When you're done, printing the relevant variables from the first row using the following command:

should look like:

PLEASE do each step above in a different cell, checking your results at each step, and add comment cells to explain your work.

When you complete this exercise, save the notebook and submit it on the class website.  

Let's do the first couple of steps to get started. Beginning with creating variables.

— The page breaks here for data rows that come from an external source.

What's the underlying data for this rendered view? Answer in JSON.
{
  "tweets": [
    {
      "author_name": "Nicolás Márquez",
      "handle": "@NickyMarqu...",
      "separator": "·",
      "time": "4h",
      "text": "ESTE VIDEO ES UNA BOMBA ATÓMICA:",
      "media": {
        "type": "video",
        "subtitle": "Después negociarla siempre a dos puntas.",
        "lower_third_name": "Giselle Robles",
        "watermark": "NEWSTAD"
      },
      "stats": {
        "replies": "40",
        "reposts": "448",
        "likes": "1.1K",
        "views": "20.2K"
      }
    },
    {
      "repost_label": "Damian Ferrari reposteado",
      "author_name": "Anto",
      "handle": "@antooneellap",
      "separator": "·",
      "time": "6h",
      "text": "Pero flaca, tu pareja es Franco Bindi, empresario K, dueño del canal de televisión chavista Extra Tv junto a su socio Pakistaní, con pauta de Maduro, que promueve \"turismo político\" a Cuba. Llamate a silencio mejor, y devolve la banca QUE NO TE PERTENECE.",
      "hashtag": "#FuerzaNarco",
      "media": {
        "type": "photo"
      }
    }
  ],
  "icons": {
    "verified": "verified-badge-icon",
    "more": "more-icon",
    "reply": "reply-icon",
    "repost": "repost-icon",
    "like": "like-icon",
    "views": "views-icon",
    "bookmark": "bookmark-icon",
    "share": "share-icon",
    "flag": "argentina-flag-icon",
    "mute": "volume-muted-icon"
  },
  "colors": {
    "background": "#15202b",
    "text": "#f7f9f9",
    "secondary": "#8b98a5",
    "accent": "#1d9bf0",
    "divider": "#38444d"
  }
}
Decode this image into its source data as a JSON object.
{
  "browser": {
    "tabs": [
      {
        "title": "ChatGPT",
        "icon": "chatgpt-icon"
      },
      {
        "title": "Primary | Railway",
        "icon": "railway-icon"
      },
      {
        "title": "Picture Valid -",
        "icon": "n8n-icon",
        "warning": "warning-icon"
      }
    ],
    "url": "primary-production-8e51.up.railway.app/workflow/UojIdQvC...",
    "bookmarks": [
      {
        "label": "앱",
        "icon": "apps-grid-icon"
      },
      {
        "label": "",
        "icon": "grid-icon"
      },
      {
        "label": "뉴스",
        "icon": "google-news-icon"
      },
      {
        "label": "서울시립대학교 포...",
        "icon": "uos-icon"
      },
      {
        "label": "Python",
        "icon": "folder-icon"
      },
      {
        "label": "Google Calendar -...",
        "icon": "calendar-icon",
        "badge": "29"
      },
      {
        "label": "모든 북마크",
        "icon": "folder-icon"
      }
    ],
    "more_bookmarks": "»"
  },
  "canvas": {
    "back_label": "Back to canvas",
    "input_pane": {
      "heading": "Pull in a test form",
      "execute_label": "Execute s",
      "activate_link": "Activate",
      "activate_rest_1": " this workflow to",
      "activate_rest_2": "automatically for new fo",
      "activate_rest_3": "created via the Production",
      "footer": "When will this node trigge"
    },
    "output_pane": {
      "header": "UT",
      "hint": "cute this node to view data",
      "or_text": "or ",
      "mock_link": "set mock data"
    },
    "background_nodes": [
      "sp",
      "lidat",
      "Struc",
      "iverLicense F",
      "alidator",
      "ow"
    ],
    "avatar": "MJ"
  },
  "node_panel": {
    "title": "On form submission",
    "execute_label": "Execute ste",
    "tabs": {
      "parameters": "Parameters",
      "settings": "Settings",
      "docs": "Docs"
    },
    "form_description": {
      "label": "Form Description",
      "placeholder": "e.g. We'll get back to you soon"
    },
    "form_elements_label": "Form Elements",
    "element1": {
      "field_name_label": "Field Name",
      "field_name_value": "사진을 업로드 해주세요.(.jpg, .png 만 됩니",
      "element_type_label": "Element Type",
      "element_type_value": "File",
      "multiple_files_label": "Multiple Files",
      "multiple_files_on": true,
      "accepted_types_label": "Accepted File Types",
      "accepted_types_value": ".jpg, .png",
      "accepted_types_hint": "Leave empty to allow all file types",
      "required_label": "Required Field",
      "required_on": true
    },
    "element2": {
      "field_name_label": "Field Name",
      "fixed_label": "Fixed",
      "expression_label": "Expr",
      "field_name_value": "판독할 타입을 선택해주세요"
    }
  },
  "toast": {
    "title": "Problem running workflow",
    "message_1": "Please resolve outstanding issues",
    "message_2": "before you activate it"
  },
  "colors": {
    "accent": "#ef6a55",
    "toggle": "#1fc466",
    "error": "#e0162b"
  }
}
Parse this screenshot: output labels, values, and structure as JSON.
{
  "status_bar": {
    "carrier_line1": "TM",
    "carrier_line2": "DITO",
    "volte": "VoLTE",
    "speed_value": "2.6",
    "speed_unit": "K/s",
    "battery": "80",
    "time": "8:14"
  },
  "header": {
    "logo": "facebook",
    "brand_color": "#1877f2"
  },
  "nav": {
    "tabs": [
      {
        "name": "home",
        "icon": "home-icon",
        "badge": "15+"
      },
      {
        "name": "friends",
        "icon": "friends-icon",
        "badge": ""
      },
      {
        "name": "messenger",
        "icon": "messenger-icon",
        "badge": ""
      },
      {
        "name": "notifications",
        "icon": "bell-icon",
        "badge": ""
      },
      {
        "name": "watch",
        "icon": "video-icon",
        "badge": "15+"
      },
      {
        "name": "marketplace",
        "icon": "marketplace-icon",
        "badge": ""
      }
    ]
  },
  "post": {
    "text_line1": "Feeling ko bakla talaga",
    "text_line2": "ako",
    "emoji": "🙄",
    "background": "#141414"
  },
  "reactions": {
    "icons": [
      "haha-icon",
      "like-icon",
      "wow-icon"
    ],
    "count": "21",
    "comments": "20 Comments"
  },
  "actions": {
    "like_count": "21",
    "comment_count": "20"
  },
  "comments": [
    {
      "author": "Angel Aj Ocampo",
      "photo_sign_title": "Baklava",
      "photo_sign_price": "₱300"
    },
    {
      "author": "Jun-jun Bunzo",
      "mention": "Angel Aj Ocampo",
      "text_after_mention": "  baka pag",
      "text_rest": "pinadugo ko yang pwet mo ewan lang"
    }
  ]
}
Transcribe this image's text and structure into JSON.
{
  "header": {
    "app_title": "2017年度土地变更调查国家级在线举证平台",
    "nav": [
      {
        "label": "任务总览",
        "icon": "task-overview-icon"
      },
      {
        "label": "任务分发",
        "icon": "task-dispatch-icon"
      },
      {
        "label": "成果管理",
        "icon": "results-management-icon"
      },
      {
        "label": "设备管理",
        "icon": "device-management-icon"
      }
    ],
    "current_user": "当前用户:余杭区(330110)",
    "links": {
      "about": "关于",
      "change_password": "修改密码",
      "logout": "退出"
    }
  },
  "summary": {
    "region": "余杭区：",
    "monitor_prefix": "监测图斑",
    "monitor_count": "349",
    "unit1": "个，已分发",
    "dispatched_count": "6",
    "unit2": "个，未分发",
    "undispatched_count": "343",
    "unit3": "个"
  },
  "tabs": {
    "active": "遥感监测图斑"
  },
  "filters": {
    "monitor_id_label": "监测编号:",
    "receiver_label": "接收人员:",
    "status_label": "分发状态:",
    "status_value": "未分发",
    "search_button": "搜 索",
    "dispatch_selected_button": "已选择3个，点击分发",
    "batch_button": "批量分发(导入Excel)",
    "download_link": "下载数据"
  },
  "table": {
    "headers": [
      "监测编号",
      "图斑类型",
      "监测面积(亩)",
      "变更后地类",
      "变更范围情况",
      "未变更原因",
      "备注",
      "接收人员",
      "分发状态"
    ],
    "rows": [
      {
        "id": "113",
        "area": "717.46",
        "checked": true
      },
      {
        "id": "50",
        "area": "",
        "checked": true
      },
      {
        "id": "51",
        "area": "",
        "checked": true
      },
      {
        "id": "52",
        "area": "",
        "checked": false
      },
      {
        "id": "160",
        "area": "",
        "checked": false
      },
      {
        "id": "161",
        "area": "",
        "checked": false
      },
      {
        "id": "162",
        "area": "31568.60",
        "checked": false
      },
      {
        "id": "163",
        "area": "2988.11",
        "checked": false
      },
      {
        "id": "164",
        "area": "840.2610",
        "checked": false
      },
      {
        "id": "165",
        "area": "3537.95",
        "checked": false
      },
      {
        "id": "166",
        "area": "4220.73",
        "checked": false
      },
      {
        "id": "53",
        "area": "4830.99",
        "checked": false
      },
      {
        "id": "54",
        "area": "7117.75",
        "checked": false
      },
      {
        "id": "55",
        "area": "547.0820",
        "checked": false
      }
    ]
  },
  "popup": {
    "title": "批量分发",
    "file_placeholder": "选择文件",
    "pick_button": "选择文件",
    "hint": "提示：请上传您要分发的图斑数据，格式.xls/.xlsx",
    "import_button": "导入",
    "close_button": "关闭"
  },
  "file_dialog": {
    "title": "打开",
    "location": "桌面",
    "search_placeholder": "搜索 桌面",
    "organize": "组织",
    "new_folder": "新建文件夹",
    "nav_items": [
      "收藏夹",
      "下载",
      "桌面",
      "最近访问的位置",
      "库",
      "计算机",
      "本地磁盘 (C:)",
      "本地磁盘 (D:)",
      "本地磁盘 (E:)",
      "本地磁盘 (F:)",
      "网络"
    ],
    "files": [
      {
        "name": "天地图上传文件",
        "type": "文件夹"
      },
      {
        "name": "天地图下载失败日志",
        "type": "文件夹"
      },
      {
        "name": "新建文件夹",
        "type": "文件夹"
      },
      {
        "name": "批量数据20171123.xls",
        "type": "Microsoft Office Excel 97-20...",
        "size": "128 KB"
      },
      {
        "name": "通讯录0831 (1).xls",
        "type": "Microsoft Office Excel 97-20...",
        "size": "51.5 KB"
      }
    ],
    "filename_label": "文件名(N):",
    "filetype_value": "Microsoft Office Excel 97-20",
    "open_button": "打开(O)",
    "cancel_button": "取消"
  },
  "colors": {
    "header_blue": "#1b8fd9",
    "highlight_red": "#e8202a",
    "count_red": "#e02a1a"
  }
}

Note that the bedrooms and sqft strings are duplicated and contain both items of information.

In [5]:
with open('Data/items.csv', 'rb') as csvfile:
    i = 0
    itemreader = csv.reader(csvfile)
    #next(itemreader, None)  # skip the headers
    for row in itemreader:
        i = i+1
        if i < 6:
            neighborhood = row[0]
            title = row[1]
            price = row[2]
            bedrooms = row[3]
            sqft = row[9]
            print neighborhood, ',', price, ',', bedrooms, ',', sqft

neighborhood , price , bedrooms , sqft
 (SOMA / south beach) , $2895 ,    / 1br - 950ft² -     ,    / 1br - 950ft² -    
 (SOMA / south beach) , $3354 ,    / 1br - 710ft² -     ,    / 1br - 710ft² -    
 (inner sunset / UCSF) , $2865 ,    / 1br - 644ft² -     ,    / 1br - 644ft² -    
 (financial district) , $5500 ,    / 2br - 1450ft² -     ,    / 2br - 1450ft² -    


OK, next we strip the parentheses from around the neighborhood name...

In [6]:
with open('Data/items.csv', 'rb') as csvfile:
    i = 0
    itemreader = csv.reader(csvfile)
    #next(itemreader, None)  # skip the headers
    for row in itemreader:
        i = i+1
        if i < 6:
            neighborhood = row[0].strip( ') ' ).strip( '  (' )
            title = row[1]
            price = row[2]
            bedrooms = row[3]
            sqft = row[9]
            print neighborhood, ',', price, ',', bedrooms, ',', sqft

neighborhood , price , bedrooms , sqft
SOMA / south beach , $2895 ,    / 1br - 950ft² -     ,    / 1br - 950ft² -    
SOMA / south beach , $3354 ,    / 1br - 710ft² -     ,    / 1br - 710ft² -    
inner sunset / UCSF , $2865 ,    / 1br - 644ft² -     ,    / 1br - 644ft² -    
financial district , $5500 ,    / 2br - 1450ft² -     ,    / 2br - 1450ft² -    


Your turn!  Continue from step 3 through 8, and when you are done, submit the completed notebook.